Washington: US President-elect Donald Trump said Thursday that he has chosen former Senator David Perdue as ambassador to China, tapping a former politician with business experience to help guide a relationship riven by deep mistrust and trade tensions.
“He will have an active role in implementing my strategy to maintain peace in the region, and a fruitful working relationship with China’s leaders,” Trump said in a post on his social media platform, Truth Social.
Trump, who takes office on January 20, 2025, said he would impose additional 10% tariffs on Chinese goods unless Beijing does more to stop the smuggling of the addictive narcotic fentanyl.
He also threatened to impose tariffs of more than 60% on Chinese goods during his election campaign.

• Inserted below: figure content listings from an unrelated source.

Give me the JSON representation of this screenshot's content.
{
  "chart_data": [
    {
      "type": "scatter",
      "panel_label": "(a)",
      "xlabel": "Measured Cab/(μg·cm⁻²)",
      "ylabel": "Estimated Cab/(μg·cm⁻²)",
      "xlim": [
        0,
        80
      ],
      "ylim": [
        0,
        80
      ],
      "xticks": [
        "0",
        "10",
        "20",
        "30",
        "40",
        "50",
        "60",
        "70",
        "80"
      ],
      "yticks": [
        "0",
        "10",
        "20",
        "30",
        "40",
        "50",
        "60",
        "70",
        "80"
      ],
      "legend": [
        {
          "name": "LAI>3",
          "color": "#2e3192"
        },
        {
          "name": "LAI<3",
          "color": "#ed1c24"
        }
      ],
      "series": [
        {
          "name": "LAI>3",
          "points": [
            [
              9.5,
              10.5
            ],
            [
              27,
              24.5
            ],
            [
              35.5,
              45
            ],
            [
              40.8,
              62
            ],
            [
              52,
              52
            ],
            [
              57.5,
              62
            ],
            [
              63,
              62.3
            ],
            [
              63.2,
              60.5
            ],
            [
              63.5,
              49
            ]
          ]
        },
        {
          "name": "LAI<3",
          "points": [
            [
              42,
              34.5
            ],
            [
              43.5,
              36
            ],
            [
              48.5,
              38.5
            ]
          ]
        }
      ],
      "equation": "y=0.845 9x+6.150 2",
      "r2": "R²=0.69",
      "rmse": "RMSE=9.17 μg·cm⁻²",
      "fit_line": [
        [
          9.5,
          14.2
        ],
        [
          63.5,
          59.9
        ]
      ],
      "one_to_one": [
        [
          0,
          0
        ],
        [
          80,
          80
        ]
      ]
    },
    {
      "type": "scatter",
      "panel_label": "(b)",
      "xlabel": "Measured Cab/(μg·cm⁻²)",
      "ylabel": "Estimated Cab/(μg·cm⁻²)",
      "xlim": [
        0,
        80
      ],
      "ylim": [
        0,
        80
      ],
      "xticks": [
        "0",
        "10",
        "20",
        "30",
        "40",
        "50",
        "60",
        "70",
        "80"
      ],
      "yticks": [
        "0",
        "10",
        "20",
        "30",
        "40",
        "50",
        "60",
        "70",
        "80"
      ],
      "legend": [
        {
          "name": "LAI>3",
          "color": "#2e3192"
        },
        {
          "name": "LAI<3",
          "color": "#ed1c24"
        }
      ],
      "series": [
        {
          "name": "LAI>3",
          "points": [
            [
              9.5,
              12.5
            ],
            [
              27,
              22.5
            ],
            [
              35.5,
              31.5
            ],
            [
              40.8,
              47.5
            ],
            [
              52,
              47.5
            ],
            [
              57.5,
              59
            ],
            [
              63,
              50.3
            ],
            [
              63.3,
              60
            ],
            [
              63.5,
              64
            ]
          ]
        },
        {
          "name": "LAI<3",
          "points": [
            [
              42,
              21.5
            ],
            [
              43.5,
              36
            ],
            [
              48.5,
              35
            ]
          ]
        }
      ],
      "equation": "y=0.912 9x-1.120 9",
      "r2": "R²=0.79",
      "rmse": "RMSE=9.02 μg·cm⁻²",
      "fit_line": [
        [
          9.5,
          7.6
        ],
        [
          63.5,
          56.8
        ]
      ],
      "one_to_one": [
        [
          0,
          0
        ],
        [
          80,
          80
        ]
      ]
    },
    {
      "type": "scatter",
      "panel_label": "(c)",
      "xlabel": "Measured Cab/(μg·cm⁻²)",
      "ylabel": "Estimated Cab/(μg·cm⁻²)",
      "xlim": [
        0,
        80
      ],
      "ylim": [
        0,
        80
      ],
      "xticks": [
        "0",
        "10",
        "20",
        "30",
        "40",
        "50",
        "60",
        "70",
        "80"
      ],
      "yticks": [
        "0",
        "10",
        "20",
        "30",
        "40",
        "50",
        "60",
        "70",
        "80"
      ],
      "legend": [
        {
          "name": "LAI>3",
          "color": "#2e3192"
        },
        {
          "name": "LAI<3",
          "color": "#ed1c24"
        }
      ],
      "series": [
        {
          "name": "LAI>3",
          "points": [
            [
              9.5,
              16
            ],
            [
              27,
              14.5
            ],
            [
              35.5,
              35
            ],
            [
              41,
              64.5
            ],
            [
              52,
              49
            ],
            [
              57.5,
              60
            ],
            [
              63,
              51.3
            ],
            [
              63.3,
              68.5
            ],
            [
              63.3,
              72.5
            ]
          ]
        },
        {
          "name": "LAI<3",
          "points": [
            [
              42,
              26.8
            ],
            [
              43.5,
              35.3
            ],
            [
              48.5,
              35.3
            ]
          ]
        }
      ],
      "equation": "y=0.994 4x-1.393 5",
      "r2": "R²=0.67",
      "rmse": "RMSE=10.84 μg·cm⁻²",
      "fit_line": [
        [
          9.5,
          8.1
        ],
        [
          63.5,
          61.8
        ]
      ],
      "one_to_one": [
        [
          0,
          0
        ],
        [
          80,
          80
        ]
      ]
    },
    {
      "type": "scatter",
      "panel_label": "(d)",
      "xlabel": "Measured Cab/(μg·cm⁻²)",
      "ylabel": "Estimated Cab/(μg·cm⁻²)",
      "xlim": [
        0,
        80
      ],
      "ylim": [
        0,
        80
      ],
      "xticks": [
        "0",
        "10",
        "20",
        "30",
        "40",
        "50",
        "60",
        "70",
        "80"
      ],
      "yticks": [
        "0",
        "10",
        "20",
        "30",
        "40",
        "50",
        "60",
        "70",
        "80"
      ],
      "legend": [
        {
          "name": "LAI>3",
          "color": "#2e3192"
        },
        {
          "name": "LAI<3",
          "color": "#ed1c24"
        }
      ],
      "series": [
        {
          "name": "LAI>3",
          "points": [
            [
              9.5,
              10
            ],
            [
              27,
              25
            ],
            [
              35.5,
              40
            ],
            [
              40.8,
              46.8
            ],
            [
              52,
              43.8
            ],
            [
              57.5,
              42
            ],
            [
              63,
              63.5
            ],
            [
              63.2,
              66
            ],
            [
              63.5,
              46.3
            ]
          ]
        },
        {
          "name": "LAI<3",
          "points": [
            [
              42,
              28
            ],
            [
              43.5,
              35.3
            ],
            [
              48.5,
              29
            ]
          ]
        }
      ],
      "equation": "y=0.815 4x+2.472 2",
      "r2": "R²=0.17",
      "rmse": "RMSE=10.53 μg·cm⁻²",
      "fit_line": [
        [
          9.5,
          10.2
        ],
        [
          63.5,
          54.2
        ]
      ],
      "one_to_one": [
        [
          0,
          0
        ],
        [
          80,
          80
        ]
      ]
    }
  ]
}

Perdue, a Republican from Georgia who served in the Senate from 2015 to 2021, previously lived in Hong Kong during a 40-year career as a business executive.
Perdue’s nomination marks a return to the repeated practice over recent decades of sending former politicians to the US embassy in Beijing, after President Joe Biden appointed veteran diplomat Nicholas Burns in 2021.
Trump has nominated hardliners from China to other senior roles in his administration, including Senator Marco Rubio for secretary of state, in a sign that his policy toward the United States’ main strategic rival may go beyond trade measures.
In his first term as president, Trump appointed former Iowa Governor Terry Branstad as his ambassador to China. Branstad has sought to leverage his relationships with Chinese officials, including with Xi Jinping before he became China’s supreme leader, to help navigate trade tensions. But the two sides are still mired in an unprecedented trade war.
The ambassador’s role in fraught bilateral relations remains to be seen. Some analysts say Beijing is likely to seek direct or senior-level presidential engagement with Trump and his closest advisers, in order to deal with the almost certain return of trade tensions.